As such, the current tool may suffer from inaccuracies and inability to provide precise and reliable results. Another challenge that has been clear is inability of the system to give the right meaning of the quantitative rating systems. The ratings range from one to three with the lowest implying diminished productivity and it receives one. Even though the rating system may seem fair, it is important to recognize that a rating of two does not imply that the employee is above average in productivity (Scullion & Collings, 2010).
Norvatis should continue encouraging the use of normal/bell distribution. The rationale is that the tool has facilitated the ability of the managers to distinguish the performance of different employees. In other words, it encourages the managers to be honest when identifying and differentiating talents of all the employees.
Although the tool is largely unpopular among many multinationals, it also encourages the culture of honesty to prevail in an organization (Monahan, 2000). While the top performers may be motivated to seek adventurous and potentially beneficial innovations, it is the role of human resource department at Norvatis to encourage them and engage the rest in team working. This will ultimately motivate all the employees.
Global Talent challenges in China
Norvatis faces uphill task in China especially in meeting its seemingly uncontrollable turnover. Apparently, the cost for doing business in the country has soared in an unsurpassed way. Norvatis should be able to ensure that production of the drugs is cost-efficient by adopting the appropriate cost analysis tool and equally appropriate decision-making tool.
While we consider that the company has found over 1500 exotic elements that could act as the raw materials for the business, it is essential to realize that the company has saved such direct costs as shipping costs and inflationary pressures that could result from high costs of raw materials.
According to Scullion & Collings (2010), making the decision should entail appropriate strategies and enhancing the efficiency of the laborers. As such, the international assignee program should enhance outsourcing of labor from other Asian countries that may be experiencing surpluses in their markets.

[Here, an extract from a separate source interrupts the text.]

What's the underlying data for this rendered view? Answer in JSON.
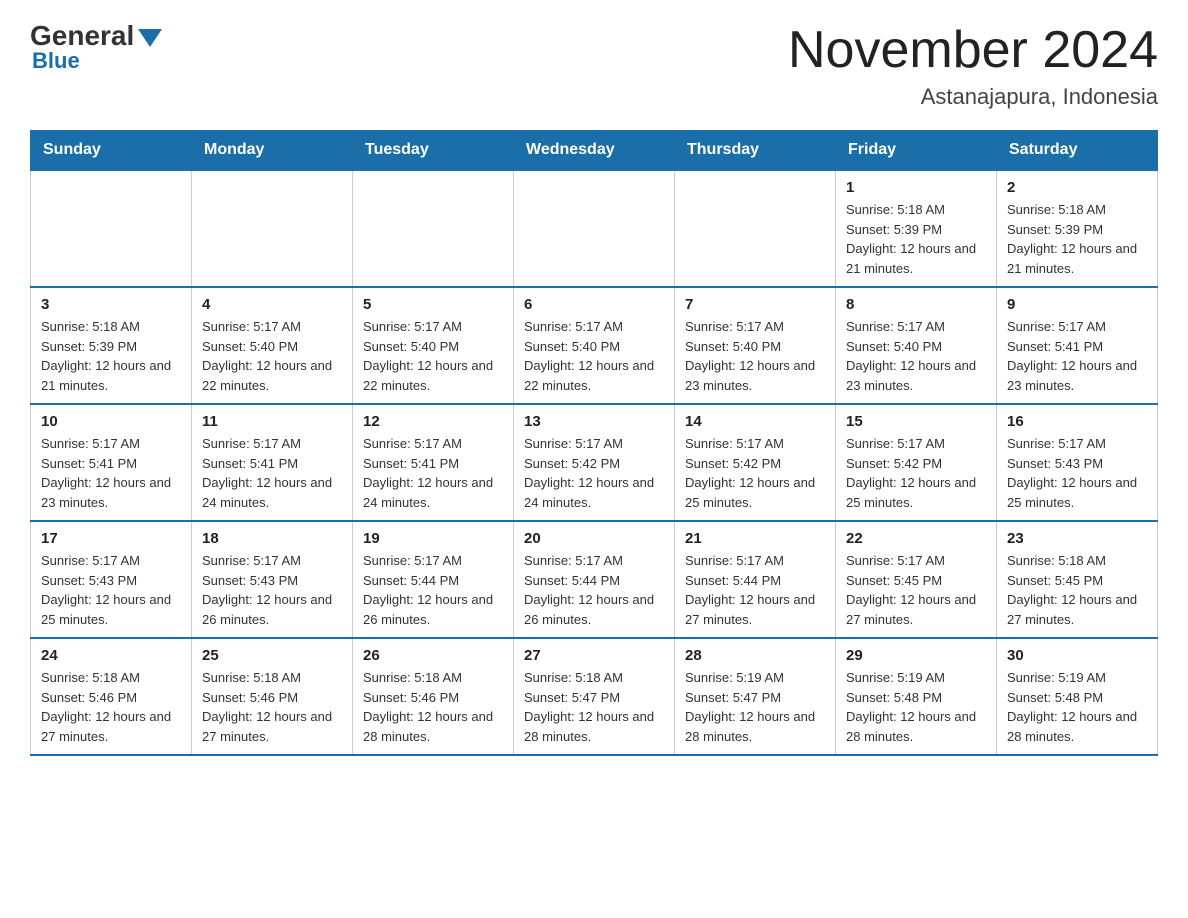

Besides, it is important to enhance operations in China by training the newly hired employees to enhance roles break down and specialization (Swanson, 2005). Specialization of the employees will enhance their efficiency while performing their duties leading to time saving.

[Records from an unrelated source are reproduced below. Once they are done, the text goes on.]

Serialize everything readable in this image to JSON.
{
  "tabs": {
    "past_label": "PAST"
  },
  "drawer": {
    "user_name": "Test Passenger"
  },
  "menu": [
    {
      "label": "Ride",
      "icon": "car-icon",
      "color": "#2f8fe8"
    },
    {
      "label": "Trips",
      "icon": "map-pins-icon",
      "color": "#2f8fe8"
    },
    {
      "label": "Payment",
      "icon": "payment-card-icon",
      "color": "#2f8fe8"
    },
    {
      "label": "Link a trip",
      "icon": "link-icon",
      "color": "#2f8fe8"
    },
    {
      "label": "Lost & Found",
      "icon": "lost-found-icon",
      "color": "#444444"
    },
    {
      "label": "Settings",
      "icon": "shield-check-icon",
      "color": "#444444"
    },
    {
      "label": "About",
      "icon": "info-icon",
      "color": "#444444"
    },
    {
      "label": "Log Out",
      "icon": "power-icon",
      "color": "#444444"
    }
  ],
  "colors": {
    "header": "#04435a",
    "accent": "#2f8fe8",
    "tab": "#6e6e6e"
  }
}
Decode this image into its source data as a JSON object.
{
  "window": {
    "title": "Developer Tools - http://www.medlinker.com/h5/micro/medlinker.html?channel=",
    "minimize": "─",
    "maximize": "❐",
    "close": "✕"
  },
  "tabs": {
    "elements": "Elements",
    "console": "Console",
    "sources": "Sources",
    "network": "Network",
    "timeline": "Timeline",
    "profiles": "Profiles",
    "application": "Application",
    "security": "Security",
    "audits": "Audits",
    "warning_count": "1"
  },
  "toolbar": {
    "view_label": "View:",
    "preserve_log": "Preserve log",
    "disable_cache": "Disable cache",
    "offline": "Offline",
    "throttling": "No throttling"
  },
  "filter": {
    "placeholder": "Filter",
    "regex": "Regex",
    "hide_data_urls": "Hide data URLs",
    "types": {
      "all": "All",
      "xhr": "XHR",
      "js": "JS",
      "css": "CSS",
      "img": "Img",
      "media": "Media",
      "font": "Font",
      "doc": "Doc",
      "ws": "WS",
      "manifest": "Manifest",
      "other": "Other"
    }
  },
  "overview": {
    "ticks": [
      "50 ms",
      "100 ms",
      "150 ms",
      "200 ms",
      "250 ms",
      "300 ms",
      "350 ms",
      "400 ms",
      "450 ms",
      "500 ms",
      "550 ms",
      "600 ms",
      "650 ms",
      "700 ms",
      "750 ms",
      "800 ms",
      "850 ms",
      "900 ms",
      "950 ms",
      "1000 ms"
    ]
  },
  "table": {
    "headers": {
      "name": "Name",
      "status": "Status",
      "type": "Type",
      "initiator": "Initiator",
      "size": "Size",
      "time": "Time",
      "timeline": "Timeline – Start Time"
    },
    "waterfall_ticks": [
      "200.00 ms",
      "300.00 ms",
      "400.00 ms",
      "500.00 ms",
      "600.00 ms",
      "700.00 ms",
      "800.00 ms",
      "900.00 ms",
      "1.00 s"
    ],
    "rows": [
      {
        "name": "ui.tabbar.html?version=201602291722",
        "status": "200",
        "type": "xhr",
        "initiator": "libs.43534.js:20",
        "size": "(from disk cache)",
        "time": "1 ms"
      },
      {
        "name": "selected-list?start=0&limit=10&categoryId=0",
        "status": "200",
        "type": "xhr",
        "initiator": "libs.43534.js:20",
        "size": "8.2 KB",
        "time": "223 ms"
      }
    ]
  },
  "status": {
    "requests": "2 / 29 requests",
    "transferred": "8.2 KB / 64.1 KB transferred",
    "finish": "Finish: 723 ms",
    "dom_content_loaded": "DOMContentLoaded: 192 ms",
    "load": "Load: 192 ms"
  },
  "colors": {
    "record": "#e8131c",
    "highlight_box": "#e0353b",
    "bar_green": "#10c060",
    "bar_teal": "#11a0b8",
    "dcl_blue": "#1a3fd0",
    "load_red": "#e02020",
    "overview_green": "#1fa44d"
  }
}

Swanson (2005) explains that the training ought to offer specific training to the different employees and assist the managers to understand the specific talents that the company possesses. Finally, it is imperative to embark on a project that would identify early talents and facilitate their integration of talents to the Norvatis’ organizational structures.
In sum, Norvatis is multinational Swiss company operating in over 140 countries in the world. The company considers improving its performance measurement systems, as they are tools for appraising performance and revealing the type of talents that the company possesses.

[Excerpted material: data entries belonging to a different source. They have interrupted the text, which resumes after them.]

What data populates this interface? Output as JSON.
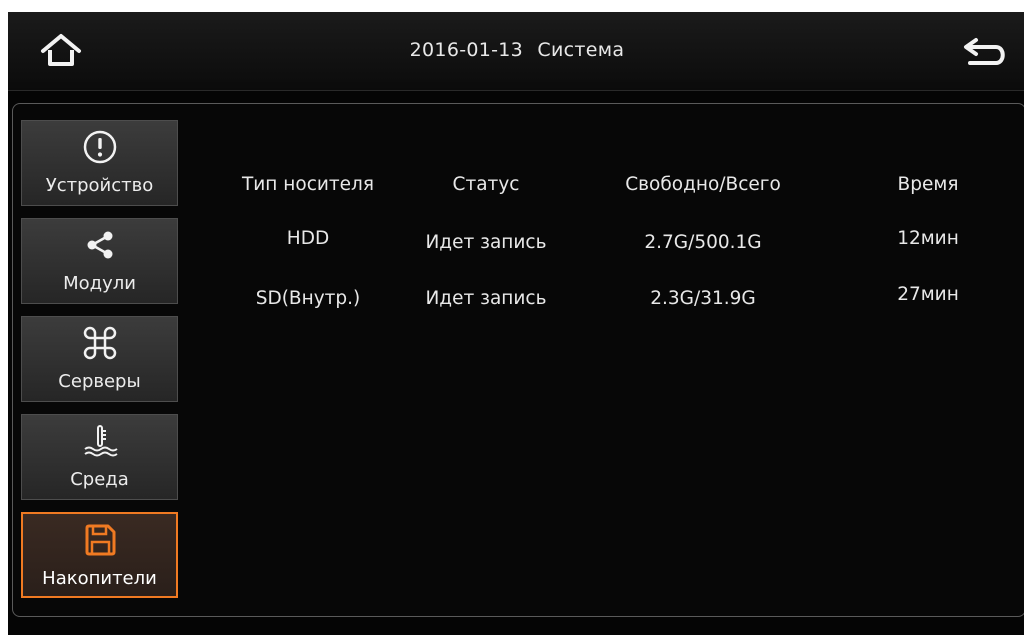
{
  "header": {
    "date": "2016-01-13",
    "title": "Система"
  },
  "icons": {
    "home": "home-icon",
    "back": "back-icon"
  },
  "sidebar": {
    "items": [
      {
        "label": "Устройство",
        "icon": "info-icon"
      },
      {
        "label": "Модули",
        "icon": "share-icon"
      },
      {
        "label": "Серверы",
        "icon": "command-icon"
      },
      {
        "label": "Среда",
        "icon": "temperature-icon"
      },
      {
        "label": "Накопители",
        "icon": "floppy-icon",
        "active": true
      }
    ]
  },
  "storage_table": {
    "columns": [
      "Тип носителя",
      "Статус",
      "Свободно/Всего",
      "Время"
    ],
    "rows": [
      [
        "HDD",
        "Идет запись",
        "2.7G/500.1G",
        "12мин"
      ],
      [
        "SD(Внутр.)",
        "Идет запись",
        "2.3G/31.9G",
        "27мин"
      ]
    ]
  },
  "colors": {
    "accent": "#f07a22",
    "background": "#050505",
    "text": "#e8e8e8"
  }
}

Although the company has been outstanding in increased revenues and other aspects like the organizational culture, it faces a huge business challenge especially when operating in China. The reason is the ever-increasing labor costs of operating in the country.
Friedman, T. (2005). The World Is Flat: A Brief History of the Twenty-first Century. New York: Straus & Giroux Press.
Goldsmith, M. & Carter, L. (2009). Best Practices in Talent Management. Upper Saddle River, New Jersey: Prentice Hall Publisher.
Monahan, G. (2000). Management Decision Making. Cambridge: Cambridge University Press.
Scullion, H. & Collings, D. (2010). Global Talent Management. Irwin, New York: McGraw Publishers.
Swanson, K. (2005). Coping with China’s Talent Shortage. New York: Norton Publishers.